5100 dollars is placed in an account with an annual interest rate of \( 7 \% \). To the nearest year, how long will it take for the account value to reach 24000 dollars?

To solve this problem, we can use the formula for compound interest, which is given by: \[ A = P(1 + r)^t \] where: - \( A \) is the amount of money accumulated after n years, including interest. - \( P \) is the principal amount (the initial amount of money). - \( r \) is the annual interest rate (decimal). - \( t \) is the time the money is invested or borrowed for, in years.

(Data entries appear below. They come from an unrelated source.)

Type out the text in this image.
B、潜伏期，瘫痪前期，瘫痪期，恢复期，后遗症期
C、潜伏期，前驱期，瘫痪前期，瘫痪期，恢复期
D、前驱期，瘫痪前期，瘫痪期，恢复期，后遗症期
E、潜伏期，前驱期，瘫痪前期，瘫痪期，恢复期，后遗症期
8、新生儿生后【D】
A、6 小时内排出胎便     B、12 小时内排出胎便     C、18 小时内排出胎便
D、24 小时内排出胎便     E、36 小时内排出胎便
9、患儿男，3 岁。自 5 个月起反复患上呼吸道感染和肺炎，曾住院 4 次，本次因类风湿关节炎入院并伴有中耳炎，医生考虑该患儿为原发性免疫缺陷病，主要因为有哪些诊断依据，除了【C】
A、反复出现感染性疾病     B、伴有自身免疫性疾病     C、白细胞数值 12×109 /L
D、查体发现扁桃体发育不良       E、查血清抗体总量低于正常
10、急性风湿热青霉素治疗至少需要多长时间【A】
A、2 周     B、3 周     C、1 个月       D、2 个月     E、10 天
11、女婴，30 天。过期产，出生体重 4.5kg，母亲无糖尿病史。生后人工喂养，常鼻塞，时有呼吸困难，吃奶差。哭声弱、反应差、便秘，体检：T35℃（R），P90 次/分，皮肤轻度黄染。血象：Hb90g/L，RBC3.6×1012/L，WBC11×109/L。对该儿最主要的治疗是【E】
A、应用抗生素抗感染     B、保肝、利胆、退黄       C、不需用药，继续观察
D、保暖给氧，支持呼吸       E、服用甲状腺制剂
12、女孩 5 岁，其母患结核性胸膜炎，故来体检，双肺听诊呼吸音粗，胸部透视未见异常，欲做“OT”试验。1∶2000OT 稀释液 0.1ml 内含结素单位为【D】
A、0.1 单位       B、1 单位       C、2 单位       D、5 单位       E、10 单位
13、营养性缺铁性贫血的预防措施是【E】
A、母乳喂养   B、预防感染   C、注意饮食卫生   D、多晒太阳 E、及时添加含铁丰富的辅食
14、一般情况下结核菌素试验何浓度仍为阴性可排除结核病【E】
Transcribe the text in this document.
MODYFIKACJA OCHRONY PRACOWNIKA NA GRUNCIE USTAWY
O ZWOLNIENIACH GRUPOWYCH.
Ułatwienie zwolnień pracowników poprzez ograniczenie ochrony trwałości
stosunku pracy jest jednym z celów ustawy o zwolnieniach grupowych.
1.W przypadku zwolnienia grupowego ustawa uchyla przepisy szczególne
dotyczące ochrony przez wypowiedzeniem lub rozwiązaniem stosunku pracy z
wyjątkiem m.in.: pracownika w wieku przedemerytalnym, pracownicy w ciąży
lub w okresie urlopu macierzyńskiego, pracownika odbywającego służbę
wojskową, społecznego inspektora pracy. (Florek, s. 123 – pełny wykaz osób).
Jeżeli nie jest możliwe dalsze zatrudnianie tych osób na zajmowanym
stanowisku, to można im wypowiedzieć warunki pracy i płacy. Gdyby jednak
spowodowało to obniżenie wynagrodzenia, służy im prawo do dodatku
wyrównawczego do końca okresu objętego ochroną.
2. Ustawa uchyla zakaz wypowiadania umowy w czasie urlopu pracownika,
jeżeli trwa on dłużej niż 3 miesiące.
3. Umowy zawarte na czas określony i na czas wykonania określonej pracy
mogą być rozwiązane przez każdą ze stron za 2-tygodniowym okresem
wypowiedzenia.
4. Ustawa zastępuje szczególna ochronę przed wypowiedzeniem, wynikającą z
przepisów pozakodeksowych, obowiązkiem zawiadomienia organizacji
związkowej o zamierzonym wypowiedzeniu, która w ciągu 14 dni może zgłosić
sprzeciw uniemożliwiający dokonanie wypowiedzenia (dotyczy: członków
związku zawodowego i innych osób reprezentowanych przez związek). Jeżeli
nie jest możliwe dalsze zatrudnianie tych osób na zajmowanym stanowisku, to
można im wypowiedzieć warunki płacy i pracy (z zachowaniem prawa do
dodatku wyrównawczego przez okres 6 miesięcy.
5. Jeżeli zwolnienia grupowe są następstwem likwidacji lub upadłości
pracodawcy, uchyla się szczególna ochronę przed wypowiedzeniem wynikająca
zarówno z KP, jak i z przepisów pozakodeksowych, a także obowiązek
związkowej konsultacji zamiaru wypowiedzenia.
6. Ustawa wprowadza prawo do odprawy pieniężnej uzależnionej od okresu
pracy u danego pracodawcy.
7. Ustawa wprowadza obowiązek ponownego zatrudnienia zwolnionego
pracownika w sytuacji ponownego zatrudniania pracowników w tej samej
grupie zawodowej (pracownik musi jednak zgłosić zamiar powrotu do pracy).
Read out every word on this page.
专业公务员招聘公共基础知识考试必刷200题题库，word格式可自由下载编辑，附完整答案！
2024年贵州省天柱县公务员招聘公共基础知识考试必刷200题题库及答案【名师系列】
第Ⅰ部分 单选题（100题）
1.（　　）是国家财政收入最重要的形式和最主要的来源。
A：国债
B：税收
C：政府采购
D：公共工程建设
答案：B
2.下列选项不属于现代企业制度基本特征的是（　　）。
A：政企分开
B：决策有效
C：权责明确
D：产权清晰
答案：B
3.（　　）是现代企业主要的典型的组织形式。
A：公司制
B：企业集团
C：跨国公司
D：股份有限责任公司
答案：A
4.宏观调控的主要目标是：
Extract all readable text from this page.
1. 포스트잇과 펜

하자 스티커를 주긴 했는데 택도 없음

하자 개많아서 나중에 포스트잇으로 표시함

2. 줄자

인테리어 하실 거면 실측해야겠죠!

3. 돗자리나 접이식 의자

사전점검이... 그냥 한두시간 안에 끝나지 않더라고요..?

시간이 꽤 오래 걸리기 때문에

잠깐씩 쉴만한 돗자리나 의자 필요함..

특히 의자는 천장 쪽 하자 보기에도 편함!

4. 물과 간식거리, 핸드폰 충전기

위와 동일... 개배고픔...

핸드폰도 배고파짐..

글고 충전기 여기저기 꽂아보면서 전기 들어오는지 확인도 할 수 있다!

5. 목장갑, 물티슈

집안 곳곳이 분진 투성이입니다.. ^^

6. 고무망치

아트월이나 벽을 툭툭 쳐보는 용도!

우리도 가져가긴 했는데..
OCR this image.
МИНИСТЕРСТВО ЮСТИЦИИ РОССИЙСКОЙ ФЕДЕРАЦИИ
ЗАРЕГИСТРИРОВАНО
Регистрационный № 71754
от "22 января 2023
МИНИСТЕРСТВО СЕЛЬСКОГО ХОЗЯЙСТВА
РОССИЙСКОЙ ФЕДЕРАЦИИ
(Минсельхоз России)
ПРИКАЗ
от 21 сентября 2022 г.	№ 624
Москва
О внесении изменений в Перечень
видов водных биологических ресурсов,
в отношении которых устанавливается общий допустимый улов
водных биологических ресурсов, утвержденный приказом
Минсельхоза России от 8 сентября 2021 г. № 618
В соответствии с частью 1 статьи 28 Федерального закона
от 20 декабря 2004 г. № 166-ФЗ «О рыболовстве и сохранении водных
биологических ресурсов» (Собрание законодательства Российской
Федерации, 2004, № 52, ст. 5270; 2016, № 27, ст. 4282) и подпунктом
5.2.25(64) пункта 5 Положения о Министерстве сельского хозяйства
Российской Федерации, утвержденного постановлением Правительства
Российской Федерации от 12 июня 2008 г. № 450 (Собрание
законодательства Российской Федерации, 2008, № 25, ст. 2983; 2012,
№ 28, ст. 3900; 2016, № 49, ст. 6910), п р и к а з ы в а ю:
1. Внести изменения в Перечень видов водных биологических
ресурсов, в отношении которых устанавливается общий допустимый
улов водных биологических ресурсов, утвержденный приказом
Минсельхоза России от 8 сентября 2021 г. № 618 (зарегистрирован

In this scenario: - \( A = 24000 \) - \( P = 5100 \) - \( r = 0.07 \) Rearranging the formula to solve for \( t \): \[ 24000 = 5100(1 + 0.07)^t \] Dividing both sides by 5100: \[ \frac{24000}{5100} = (1.07)^t \] Calculating \( \frac{24000}{5100} \): \[ \approx 4.70588 \] Now we take the logarithm of both sides to solve for \( t \): \[ \log(4.70588) = t \cdot \log(1.07) \] Now, calculate \( \log(4.70588) \) and \( \log(1.07) \): \[ t = \frac{\log(4.70588)}{\log(1.07)} \] Calculating these logarithms (approximately): \[ \log(4.70588) \approx 0.6720 \quad \text{and} \quad \log(1.07) \approx 0.0291 \] Thus: \[ t \approx \frac{0.6720}{0.0291} \approx 23.06 \] Rounding to the nearest year, it would take approximately **23 years** for the account value to reach 24000 dollars.